For any integer value of x
greater than \(2\), after two iterations of the
loop in twisty
the value of x
decreases by at
least one.
Let \(x_0\) be the value of variable
x
at some iteration of the loop, and assume \(x_0 > 2\). Let \(x_1\) be the value of \(x\) after one loop iteration, and \(x_2\) the value of \(x\) after two loop iterations. We want to
prove that \(x_2 \leq x_0 - 1\).
We divide up this proof into four cases, based on the remainder of \(x_0\) when dividing by four.The intuition for these cases is that this determines whether \(x_0\) is even/odd, and whether \(x_1\) is even/odd. We’ll only do two cases here to illustrate the main idea, and leave the last two cases as an exercise.
Case 1: Assume \(4 \DIV x_0\), i.e., \(\exists k \in \Z,~ x_0 = 4k\).
In this case, \(x_0\) is even, so
the if
branch executes in the first loop iteration, and so
\(x_1 = \frac{x_0}{2} = 2k\). And so
then \(x_1\) is also even, and so the
if
branch executes again: \(x_2 =
\frac{x_1}{2} = k\).
So then \(x_2 = \frac{1}{4}x_0 \leq x_0 - 1\) (since \(x_0 \geq 4\)), as required.
Case 2: Assume \(4 \DIV x_0 - 1\), i.e., \(\exists k \in \Z,~ x_0 = 4k + 1\).
In this case, \(x_0\) is odd, so the
else
branch executes in the first loop iteration, and so
\(x_1 = 2x_0 - 2 = 8k\). Then \(x_1\) is even, and so \(x_2 = \frac{x_1}{2} = 4k\).
So then \(x_2 = 4k = x_0 - 1\), as required.
Cases 3 and 4: left as exercises.
Now let’s see how take this claim and use it to formally analyze the
running time of twisty
.
(Analysis of twisty
)
As before, we count the variable initializations before the while loop as 1 step, and the return statement as 1 step.
For the while loop:
The loop body also takes 1 step, since all of the code consists of operations that do not depend on the size of the input \(n\).
To count the number of loop iterations, we first observe that \(x\) starts at \(n\) and the loop terminates when \(x\) reaches 1 or less. The Claim tells us that after every two iterations, the value of \(x\) decreases by at least one.
So then after 2 iterations, \(x \leq n - 1\), after 4 iterations, \(x \leq n - 2\), and in general, after \(2k\) iterations, \(x \leq n - k\). This tells us that after \(2(n - 1)\) loop iterations, \(x \leq n - (n - 1) = 1\), and so the loop must stop.

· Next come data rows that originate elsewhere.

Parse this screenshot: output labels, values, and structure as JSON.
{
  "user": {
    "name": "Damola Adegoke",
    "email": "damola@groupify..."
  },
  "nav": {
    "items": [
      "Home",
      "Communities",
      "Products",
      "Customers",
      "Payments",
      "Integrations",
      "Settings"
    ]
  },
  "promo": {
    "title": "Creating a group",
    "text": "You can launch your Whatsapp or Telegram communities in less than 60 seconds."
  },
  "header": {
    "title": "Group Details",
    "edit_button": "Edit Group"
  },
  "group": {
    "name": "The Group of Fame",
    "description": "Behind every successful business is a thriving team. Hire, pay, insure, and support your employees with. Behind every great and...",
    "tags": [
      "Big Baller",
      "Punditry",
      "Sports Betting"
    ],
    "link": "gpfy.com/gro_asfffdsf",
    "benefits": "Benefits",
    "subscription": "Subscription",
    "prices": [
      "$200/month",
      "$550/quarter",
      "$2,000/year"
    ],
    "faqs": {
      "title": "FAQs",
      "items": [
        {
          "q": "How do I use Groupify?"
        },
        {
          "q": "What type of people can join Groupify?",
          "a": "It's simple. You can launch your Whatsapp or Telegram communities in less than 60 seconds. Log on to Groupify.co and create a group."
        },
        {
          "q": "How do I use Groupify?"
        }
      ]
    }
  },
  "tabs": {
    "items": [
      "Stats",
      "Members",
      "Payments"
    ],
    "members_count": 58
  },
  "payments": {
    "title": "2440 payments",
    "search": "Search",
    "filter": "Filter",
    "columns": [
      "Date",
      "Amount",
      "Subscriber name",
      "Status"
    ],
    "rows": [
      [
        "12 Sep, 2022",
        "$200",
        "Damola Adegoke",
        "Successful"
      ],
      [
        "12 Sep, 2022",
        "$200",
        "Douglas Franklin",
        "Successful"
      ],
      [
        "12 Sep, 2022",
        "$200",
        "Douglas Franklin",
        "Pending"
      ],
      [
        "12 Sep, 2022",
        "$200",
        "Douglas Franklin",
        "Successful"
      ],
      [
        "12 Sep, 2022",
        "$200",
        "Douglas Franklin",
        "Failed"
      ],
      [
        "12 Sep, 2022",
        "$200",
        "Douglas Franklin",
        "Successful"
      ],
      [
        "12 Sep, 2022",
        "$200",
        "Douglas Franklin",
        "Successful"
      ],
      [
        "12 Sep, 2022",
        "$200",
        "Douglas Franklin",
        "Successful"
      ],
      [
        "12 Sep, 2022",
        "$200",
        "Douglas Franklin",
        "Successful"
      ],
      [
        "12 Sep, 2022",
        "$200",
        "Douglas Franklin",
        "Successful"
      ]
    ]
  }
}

This analysis tells us that the loop iterations at most \(2(n - 1)\) times, and so takes at most \(2(n - 1)\) steps (remember that each iteration takes 1 step).
So the total running time of twisty
is at most
\(1 + 2(n - 1) + 1 = 2n\) steps, which
is \(\cO(n)\).
Something funny happened at the end of the above analysis: we did not
actually compute the exact number of steps the function
twisty
takes, only an upper bound on the number of
steps (signalled by our use of the phrase “at most”). This means that we
were only able to conclude a Big-O bound, and not a Theta bound, on the
running time of this function: its running time is at most
\(\cO(n)\), but we don’t know whether
this bound is tight.
In fact, it isn’t! It is possible to prove something pretty
remarkable about what happens to the variable x
after
three iterations of the twisty loop.
(Improved claim)
For any integer value of x
greater than \(2\), let \(x_0\) be the initial value of
x
and let \(x_3\) be the
value of x
after three loop iterations. Then \(\frac{1}{8} x_0 \leq x_3 \leq \frac{1}{2}
x_0\).
It is a good exercise to prove this
claim Hint: you can use the same approach as the previous
claim, but consider remainders when you divide by 8 instead of 4.
and then use this claim to conduct a more detailed running time analysis
of twisty
. When you do so, you should be able to show that
the running time of twisty
is both \(\cO(\log n)\) and \(\Omega(\log n)\), and hence conclude that
its running time is actually \(\Theta(\log
n)\), not just \(\cO(n)\)!